Fast Non-elitist Evolutionary Algorithms with Power-law Ranking Selection

Theoretical evidence suggests that non-elitist evolutionary algorithms (EAs) with non-linear selection mechanisms can efficiently overcome broad classes of local optima where elitist EAs fail. However, the analysis assumes a weak selective pressure and mutation rates carefully chosen close to the "error threshold", above which they cease to be efficient.

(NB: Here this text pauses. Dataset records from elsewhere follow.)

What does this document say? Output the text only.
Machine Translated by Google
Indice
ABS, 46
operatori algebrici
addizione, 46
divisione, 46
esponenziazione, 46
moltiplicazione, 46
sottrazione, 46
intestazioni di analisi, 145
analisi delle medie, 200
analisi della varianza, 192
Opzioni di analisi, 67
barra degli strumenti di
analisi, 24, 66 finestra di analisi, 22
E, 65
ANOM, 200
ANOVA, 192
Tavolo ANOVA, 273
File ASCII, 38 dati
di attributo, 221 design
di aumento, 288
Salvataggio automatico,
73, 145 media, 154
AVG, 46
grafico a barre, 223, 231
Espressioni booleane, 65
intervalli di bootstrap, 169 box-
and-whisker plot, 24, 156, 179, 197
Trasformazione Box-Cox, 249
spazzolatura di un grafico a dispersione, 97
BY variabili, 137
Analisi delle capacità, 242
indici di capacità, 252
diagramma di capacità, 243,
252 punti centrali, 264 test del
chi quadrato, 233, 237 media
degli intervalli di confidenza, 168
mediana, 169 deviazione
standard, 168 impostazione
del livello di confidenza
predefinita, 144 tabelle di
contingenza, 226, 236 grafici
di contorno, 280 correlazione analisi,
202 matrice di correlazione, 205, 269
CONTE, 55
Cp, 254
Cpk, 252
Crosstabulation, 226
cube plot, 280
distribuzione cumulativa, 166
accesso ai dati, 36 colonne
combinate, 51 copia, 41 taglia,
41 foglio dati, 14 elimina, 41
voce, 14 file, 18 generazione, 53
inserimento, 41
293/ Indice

On problems easier for hill-climbing, the populations may slow down these algorithms, leading to worse runtime compared with variants of the elitist (1+1) EA. Here, we show that a non-elitist EA with power-law ranking selection leads to fast runtime on easy benchmark problems, while maintaining the capability of escaping certain local optima where the elitist EAs spend exponential time in the expectation. We derive a variant of the level-based theorem which accounts for power-law distributions. For classical theoretical benchmarks, the expected runtime is stated with small leading constants. For complex, multi-modal fitness landscapes, we provide sufficient conditions for polynomial optimisation, formulated in terms of deceptive regions sparsity and fitness valleys density. We derive the error threshold and show extreme tolerance to high mutation rates. Experiments on NK-Landscape functions, generated according to the Kauffman's model, show that the algorithm outperforms the (1+1) EA and the univariate marginal distribution algorithm ( UMDA).